Oakland warehouse fire death toll feared to rise

The fire started during an electronic music party inside a converted warehouse in Oakland Friday night.

Dozens remain unaccounted for and authorities fear the death toll could rise dramatically.

Hours after this deadly fire the cause still remains unknown.

Authorities believe about 50 to 100 people were inside the building when the fire began.

Intense orange flames ripped through a warehouse in Oakland, California.  At least nine people are dead and authorities fear the death toll could rise as high as 40.

"This is a very tragic event.  Our hearts all go out to not only to the families, but our community," said Johanna Watson of the Oakland police.  

"There's still a lot of the building that needs to be searched, and as we continue to search the building, I pray that our fatality count does not go up, but I believe there is a lot of potential for it to," said Teresa Deloach Reed, Oakland fire chief.

Oakland officials said the fire broke out about 11:30 p.m.  The warehouse located in the San Francisco Bay Area was converted into artist studios. It was extremely cluttered with furniture, mannequins and statues.
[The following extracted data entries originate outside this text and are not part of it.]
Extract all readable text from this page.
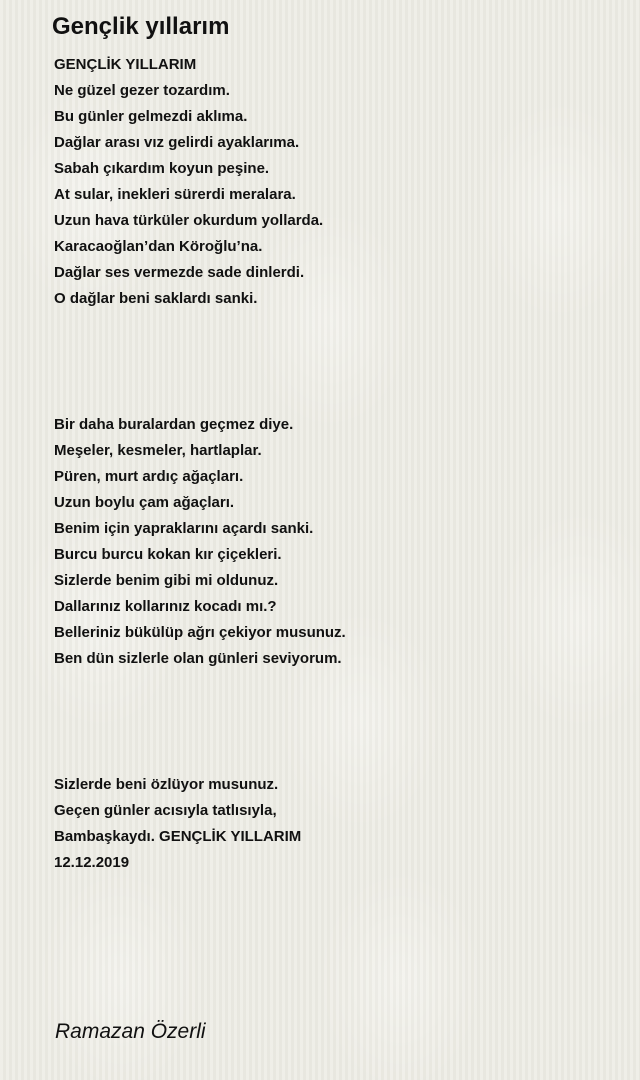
Gençlik yıllarım
GENÇLİK YILLARIM
Ne güzel gezer tozardım.
Bu günler gelmezdi aklıma.
Dağlar arası vız gelirdi ayaklarıma.
Sabah çıkardım koyun peşine.
At sular, inekleri sürerdi meralara.
Uzun hava türküler okurdum yollarda.
Karacaoğlan’dan Köroğlu’na.
Dağlar ses vermezde sade dinlerdi.
O dağlar beni saklardı sanki.
Bir daha buralardan geçmez diye.
Meşeler, kesmeler, hartlaplar.
Püren, murt ardıç ağaçları.
Uzun boylu çam ağaçları.
Benim için yapraklarını açardı sanki.
Burcu burcu kokan kır çiçekleri.
Sizlerde benim gibi mi oldunuz.
Dallarınız kollarınız kocadı mı.?
Belleriniz bükülüp ağrı çekiyor musunuz.
Ben dün sizlerle olan günleri seviyorum.
Sizlerde beni özlüyor musunuz.
Geçen günler acısıyla tatlısıyla,
Bambaşkaydı. GENÇLİK YILLARIM
12.12.2019
Ramazan Özerli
Police said an electronic music party was taking place at the time of the blaze.

"The roof has collapsed down onto the second floor.  So we have to literally go in there, piece by piece, and move wood and timbers and debris," said Sergeant Ray Kelly, Alameda County Sheriff.

The Oakland fire chief said there was a single makeshift staircase connecting the two floors of the building, and that it was made out of wooden pallets.

"There was only one way up and one way, you know just the one way up and down from the second floor,” she said.

It took roughly five hours to put out the fire in the building, which reportedly did not have sprinklers. Officials haven't recovered one body however, they said the building is still considered to be unsafe.

“We’re going to put up some drones, UAVs, unmanned aerial systems with small, little drones with thermal imagers. We'll use those to see if there are any more hot spots there.  We'll address those hotspots.  At that point, once the building is somewhat safe for us to go in, our coroner’s personnel will go in and begin the recovery process,” said Kelly.

Police said they have talked to people who came out of the warehouse and either left prior to the fire or were able to get out.